Many of the nurses reported of not being allowed to take vacation time, or even a sick day, during follow-up qualitative interviews. NYU Rory Meyers College of Nursing Assistant Professor and lead author Amy Witkoski Stimpfel said those findings have likely only continued and gotten worse with the latest surge of cases. But she also sees healthcare employers looking at burnout and retention more seriously.
"There's definitely more emphasis on actually looking at the evidence on interventions to promote the health and well-being of our workforce … but (at this point) some groups of workers are way beyond the point where (a week of vacation) would really provide a meaningful incentive to stay with their employer," Witoski Stimpfel said.
Vacation, for instance, has been shown to only have a modest and short-term impact on worker well-being.
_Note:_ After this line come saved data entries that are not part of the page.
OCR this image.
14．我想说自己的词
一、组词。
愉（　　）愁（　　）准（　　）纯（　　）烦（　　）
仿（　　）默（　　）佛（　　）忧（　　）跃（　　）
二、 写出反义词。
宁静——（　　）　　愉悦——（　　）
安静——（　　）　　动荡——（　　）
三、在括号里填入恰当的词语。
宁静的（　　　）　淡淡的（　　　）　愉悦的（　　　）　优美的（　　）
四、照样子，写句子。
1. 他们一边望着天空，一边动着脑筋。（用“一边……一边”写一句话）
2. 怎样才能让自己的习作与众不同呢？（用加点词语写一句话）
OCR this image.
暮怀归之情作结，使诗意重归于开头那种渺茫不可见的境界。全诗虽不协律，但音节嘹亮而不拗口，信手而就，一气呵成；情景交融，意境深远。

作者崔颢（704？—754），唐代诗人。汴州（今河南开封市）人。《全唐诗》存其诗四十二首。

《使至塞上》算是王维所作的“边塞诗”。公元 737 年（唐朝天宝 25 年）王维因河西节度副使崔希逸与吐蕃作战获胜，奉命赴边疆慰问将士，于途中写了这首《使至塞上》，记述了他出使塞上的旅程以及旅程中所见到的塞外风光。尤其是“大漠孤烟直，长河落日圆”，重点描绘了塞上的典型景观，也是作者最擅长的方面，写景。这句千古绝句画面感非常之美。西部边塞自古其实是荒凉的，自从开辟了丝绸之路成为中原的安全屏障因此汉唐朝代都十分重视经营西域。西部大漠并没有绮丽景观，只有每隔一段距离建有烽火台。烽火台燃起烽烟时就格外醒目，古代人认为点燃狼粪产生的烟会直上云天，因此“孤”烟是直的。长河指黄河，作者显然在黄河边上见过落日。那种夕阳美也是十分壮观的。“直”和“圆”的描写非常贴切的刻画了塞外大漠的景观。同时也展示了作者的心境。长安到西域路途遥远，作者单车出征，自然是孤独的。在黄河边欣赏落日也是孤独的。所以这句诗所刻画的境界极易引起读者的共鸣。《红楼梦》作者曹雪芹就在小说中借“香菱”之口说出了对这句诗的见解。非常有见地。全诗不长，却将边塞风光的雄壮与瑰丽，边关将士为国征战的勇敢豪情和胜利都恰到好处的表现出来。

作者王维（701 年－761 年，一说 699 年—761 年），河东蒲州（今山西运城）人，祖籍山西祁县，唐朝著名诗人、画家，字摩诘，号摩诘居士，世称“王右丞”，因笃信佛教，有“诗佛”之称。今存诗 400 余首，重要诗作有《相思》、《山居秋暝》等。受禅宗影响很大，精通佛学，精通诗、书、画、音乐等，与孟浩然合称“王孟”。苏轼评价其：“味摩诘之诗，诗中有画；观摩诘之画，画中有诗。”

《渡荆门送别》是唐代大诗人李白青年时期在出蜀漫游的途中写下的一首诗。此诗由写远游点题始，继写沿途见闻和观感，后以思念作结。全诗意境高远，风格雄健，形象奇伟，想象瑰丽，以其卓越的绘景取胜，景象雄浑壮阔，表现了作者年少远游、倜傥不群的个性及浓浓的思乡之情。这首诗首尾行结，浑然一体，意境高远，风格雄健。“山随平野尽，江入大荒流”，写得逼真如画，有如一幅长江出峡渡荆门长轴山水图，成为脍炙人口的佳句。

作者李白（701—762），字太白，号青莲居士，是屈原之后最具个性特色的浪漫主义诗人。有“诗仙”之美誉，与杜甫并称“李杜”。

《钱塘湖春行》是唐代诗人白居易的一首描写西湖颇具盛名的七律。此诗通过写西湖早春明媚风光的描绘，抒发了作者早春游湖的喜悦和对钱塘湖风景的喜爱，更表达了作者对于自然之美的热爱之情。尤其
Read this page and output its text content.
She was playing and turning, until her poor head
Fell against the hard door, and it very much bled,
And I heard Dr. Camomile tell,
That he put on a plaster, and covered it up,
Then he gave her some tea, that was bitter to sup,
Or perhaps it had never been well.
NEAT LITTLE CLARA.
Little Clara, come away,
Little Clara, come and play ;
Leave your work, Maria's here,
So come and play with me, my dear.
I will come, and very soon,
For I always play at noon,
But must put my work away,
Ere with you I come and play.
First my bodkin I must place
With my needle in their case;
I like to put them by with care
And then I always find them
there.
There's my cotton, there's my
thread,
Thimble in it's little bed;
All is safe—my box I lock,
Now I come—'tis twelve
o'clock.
Where hospitals can make a meaningful difference in retention are in problems workers have faced long before the pandemic started: reasonable work hours and scheduling.
"You have to begin engaging your workers, to make sure your supervisors know what the issues are, and you have to try to make them part of the solution, and not part of the problem," said Ivan Smith, a labor and employment law attorney at Buchanan Ingersoll & Rooney. "Some of it's not only money, but it's trying to look at your staff and figuring out how to maximize your staffing and trying to alleviate the shortage as much as possible."
Not doing so can result in employees deciding to unionize, which Smith said can exacerbate tensions with workers.
"If there is a give and take, there's less likelihood that (workers) believe they need a third party to come in, like a union," Smith said, who advises employers on how to mitigate unions from forming. "The more (workers) feel a responsibility to the institution, the better chance you have in staving off unionization."
Novant Health, which is based in Winston-Salem, North Carolina, is expected to spend $40 million on the additional benefits to employees.
"We recognize that we must care for our team members first so that they are able to care for others, and I am proud we are able to extend this surprise reward to them," said Novant President and CEO Carl Armato in a news release.